Research and experiences unequivocally proof that people often find it hard to speak up or to receive feedback. Also, due to similar underlying emotions (e.g. fear), most people dislike change – in particular the disruptive kind. Research also brought us to the understanding that, bluntly put, significant amounts of people die, due to preventable adverse event caused by human factors. Yes, there is a correlation.

Factors hampering effective communication or change are often strongly related to individual attitudes and behaviour, as well as organizational culture. Concepts like ‘just culture’, ‘safety climate’, ‘patient centred care’, cannot do without a culture of psychological safety and trust. Consequently, establishing such climates is highly beneficial to safety, to innovative ideas and … transformative activities.

Dirmi … what?

Like most important things: it starts small. Transformation starts with the individual. In particularly when things get difficult it is a challenge to speak your mind, be open, provide or receive feedback. To collaborate towards sustainable change. Or vice versa, to effectively listen to others as well as to ourselves. This makes or brakes quality and innovation.
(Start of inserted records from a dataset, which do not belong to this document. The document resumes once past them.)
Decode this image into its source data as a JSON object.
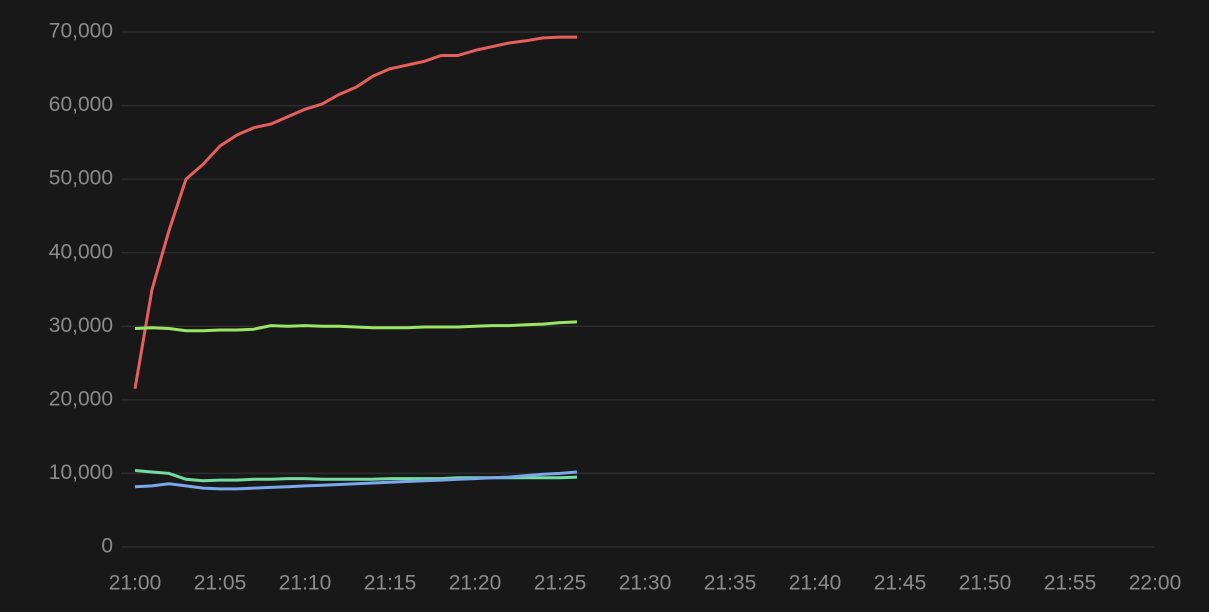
{
  "chart_data": {
    "type": "line",
    "x": [
      "21:00",
      "21:01",
      "21:02",
      "21:03",
      "21:04",
      "21:05",
      "21:06",
      "21:07",
      "21:08",
      "21:09",
      "21:10",
      "21:11",
      "21:12",
      "21:13",
      "21:14",
      "21:15",
      "21:16",
      "21:17",
      "21:18",
      "21:19",
      "21:20",
      "21:21",
      "21:22",
      "21:23",
      "21:24",
      "21:25",
      "21:26"
    ],
    "series": [
      {
        "color": "#e5605c",
        "values": [
          21500,
          35000,
          43000,
          50000,
          52000,
          54500,
          56000,
          57000,
          57500,
          58500,
          59500,
          60200,
          61500,
          62500,
          64000,
          65000,
          65500,
          66000,
          66800,
          66800,
          67500,
          68000,
          68500,
          68800,
          69200,
          69300,
          69300
        ]
      },
      {
        "color": "#9be565",
        "values": [
          29700,
          29800,
          29700,
          29400,
          29400,
          29500,
          29500,
          29600,
          30100,
          30000,
          30100,
          30000,
          30000,
          29900,
          29800,
          29800,
          29800,
          29900,
          29900,
          29900,
          30000,
          30100,
          30100,
          30200,
          30300,
          30500,
          30600
        ]
      },
      {
        "color": "#72dca0",
        "values": [
          10400,
          10200,
          10000,
          9200,
          9000,
          9100,
          9100,
          9200,
          9200,
          9300,
          9300,
          9200,
          9200,
          9200,
          9200,
          9300,
          9300,
          9300,
          9300,
          9400,
          9400,
          9400,
          9400,
          9400,
          9400,
          9400,
          9500
        ]
      },
      {
        "color": "#7aa8ea",
        "values": [
          8200,
          8300,
          8600,
          8300,
          8000,
          7900,
          7900,
          8000,
          8100,
          8200,
          8300,
          8400,
          8500,
          8600,
          8700,
          8800,
          8900,
          9000,
          9100,
          9200,
          9300,
          9400,
          9500,
          9700,
          9900,
          10000,
          10200
        ]
      }
    ],
    "xlim": [
      "21:00",
      "22:00"
    ],
    "xticks": [
      "21:00",
      "21:05",
      "21:10",
      "21:15",
      "21:20",
      "21:25",
      "21:30",
      "21:35",
      "21:40",
      "21:45",
      "21:50",
      "21:55",
      "22:00"
    ],
    "ylim": [
      0,
      70000
    ],
    "yticks": [
      0,
      {
        "value": 10000,
        "label": "10,000"
      },
      {
        "value": 20000,
        "label": "20,000"
      },
      {
        "value": 30000,
        "label": "30,000"
      },
      {
        "value": 40000,
        "label": "40,000"
      },
      {
        "value": 50000,
        "label": "50,000"
      },
      {
        "value": 60000,
        "label": "60,000"
      },
      {
        "value": 70000,
        "label": "70,000"
      }
    ],
    "grid": true
  }
}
However vague all this might sound: at DIRMI we know of lots of science that shows the significance. It’s the soft part, that is the hard part. We think that creating or maintaining a culture of continuous improvement starts with ‘dirmi’ – Italian for: ‘please tell me’.

Roots & foundation

DIRMI was founded in 2014 and officially launched in 2018, with support of partners, including the University of Twente, the Netherlands.

The DIRMI vision is based on extensive (action) research work and field experience of healthcare transformation experts, in particularly those contributing to Projects featuring on this website.

Part of the DIRMI work is rooted in the PhD projects and prior work of Wouter A. Keijser MD, who is research associate at the Faculty of Behavioural, Management and Social sciences (Chaired by Prof Dr. Celeste Wilderom), University of Twente and healthcare transformation coaching expert at Wacomed BV, Utrecht the Netherlands, and HIM SL, Barcelona, Spain.

DIRMI’s lifecycle

We believe that healthcare transformation will take significant time. However, in some years from now, the way things-are-done in healthcare will have changed. Moreover, we foresee that the ‘way’ people and institutions in and near healthcare will be able to continuously change and adapt. At that time, DIRMI will cease to exist.